Me ne andai e cominciai a riflettere.

Le obiezioni che avevo mosso a Carvajal sembravano logiche, ragionevoli, plausibili e inconfutabili. Non ero disposto a espormi tanto subito dopo il mio ritorno, mentre Mardikian era ancora scettico sul mio equilibrio mentale. D’altra parte, se qualche fatto imprevedibile avesse costretto Sudakis a dimettersi, io avrei trascurato il mio dovere non avvertendo il sindaco.
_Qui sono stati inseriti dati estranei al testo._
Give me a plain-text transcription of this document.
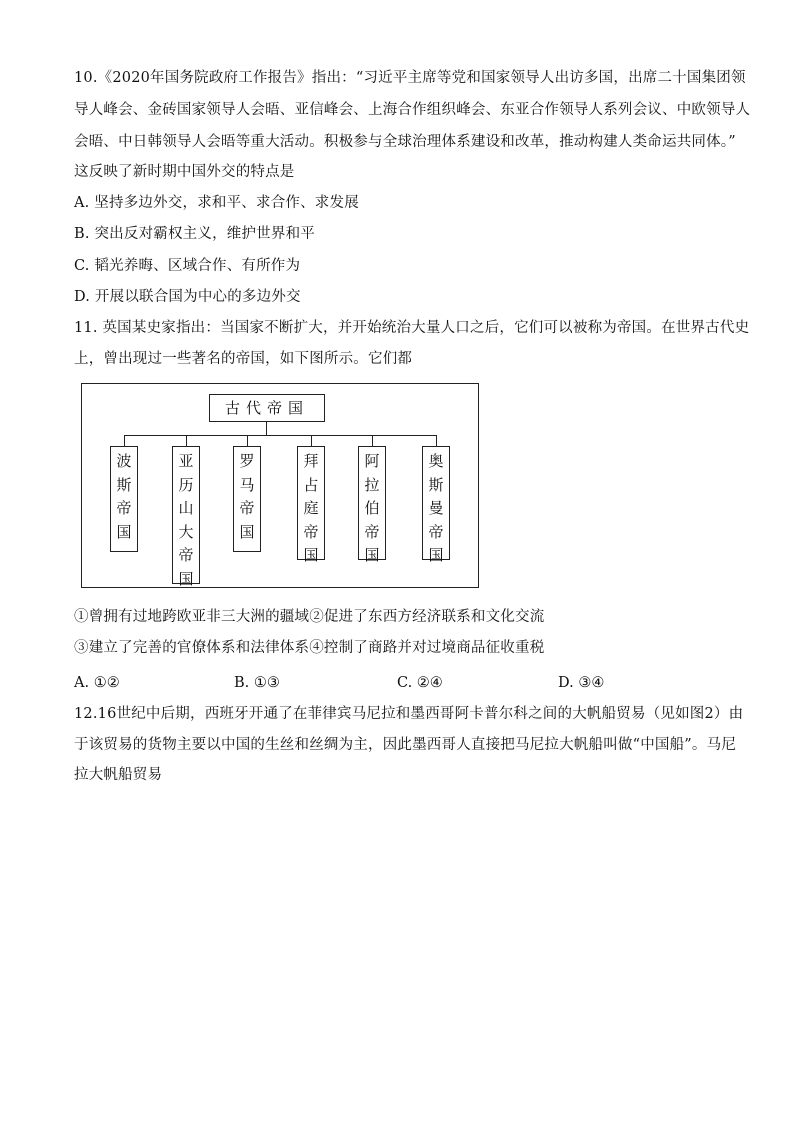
10.《2020年国务院政府工作报告》指出：“习近平主席等党和国家领导人出访多国，出席二十国集团领
导人峰会、金砖国家领导人会晤、亚信峰会、上海合作组织峰会、东亚合作领导人系列会议、中欧领导人
会晤、中日韩领导人会晤等重大活动。积极参与全球治理体系建设和改革，推动构建人类命运共同体。”
这反映了新时期中国外交的特点是
A. 坚持多边外交，求和平、求合作、求发展
B. 突出反对霸权主义，维护世界和平
C. 韬光养晦、区域合作、有所作为
D. 开展以联合国为中心的多边外交
11. 英国某史家指出：当国家不断扩大，并开始统治大量人口之后，它们可以被称为帝国。在世界古代史
上，曾出现过一些著名的帝国，如下图所示。它们都
古代帝国
波
斯
帝
国
亚
历
山
大
帝
国
罗
马
帝
国
拜
占
庭
帝
国
阿
拉
伯
帝
国
奥
斯
曼
帝
国
①曾拥有过地跨欧亚非三大洲的疆域②促进了东西方经济联系和文化交流
③建立了完善的官僚体系和法律体系④控制了商路并对过境商品征收重税
A. ①②	B. ①③	C. ②④	D. ③④
12.16世纪中后期，西班牙开通了在菲律宾马尼拉和墨西哥阿卡普尔科之间的大帆船贸易（见如图2）由
于该贸易的货物主要以中国的生丝和丝绸为主，因此墨西哥人直接把马尼拉大帆船叫做“中国船”。马尼
拉大帆船贸易
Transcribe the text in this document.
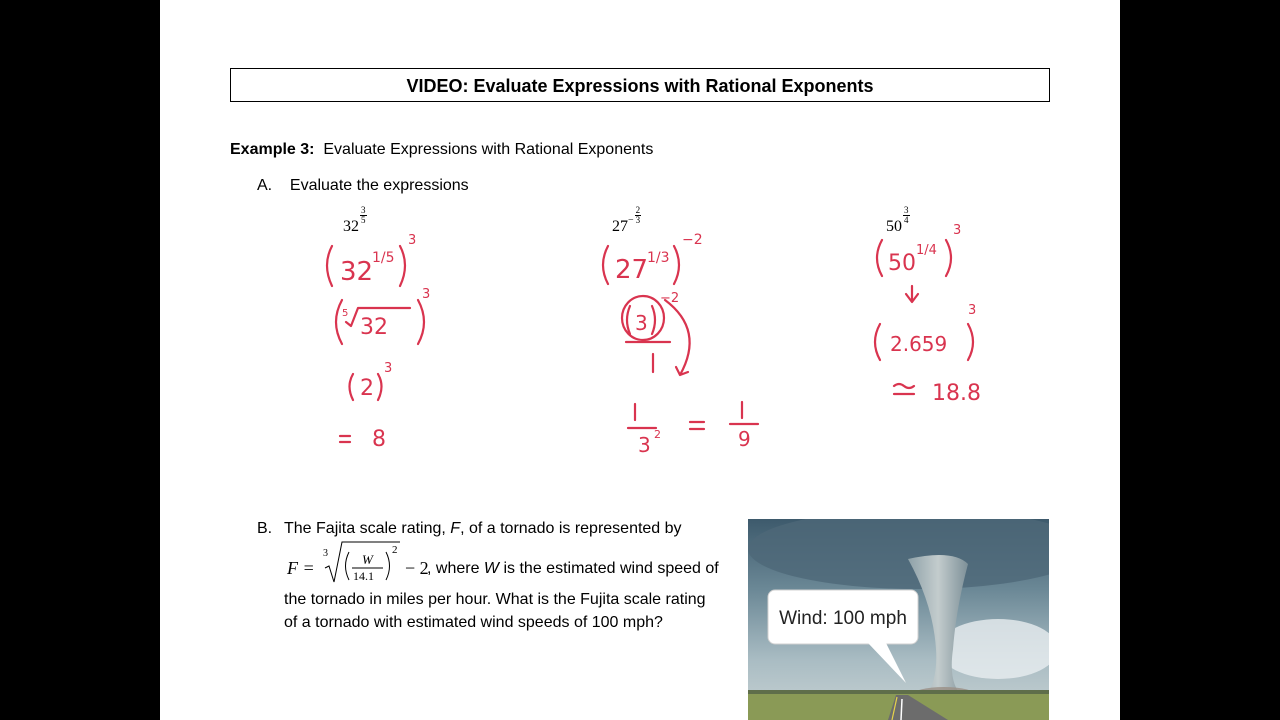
VIDEO: Evaluate Expressions with Rational Exponents
Example 3: Evaluate Expressions with Rational Exponents
A. Evaluate the expressions
32
$\frac{3}{5}$
$27^- \frac{2}{3}$
50
$\frac{3}{4}$
32
1/5
3
5
32
3
2
3
8
27
1/3
−2
3
−2
3 2	9
50
1/4
3
2.659
3
18.8
B. The Fajita scale rating, F, of a tornado is represented by
F =
3	W
14.1
2
− 2
, where W is the estimated wind speed of
the tornado in miles per hour. What is the Fujita scale rating
of a tornado with estimated wind speeds of 100 mph?	Wind: 100 mph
In una città sempre sull’orlo del caos, anche una confusione di pochi giorni nei quadri dirigenziali del Dipartimento di Polizia poteva portare all’anarchia nelle strade, e la cosa di cui Quinn aveva certamente meno bisogno, come candidato potenziale alla presidenza, era un rigurgito, sia pur breve, del disordine che aveva devastato la città prima dell’amministrazione repressiva di Gottfried e nel breve interregno del debole DiLaurenzio. Inoltre, non avevo mai rifiutato di ubbidire alle direttive di Carvajal, e non volevo sfidarlo ora. Poco alla volta, il concetto dell’immutabilità della realtà era diventato parte di me; senza rendermene conto avevo accettato la filosofia di Carvajal a tal punto che avevo paura di intromettermi nel corso inevitabile degli eventi. Sentendomi come uno che si arrampica su una banchisa di ghiaccio diretta verso le Cascate del Niagara, decisi di passare l’indicazione a Quinn, con o senza paura.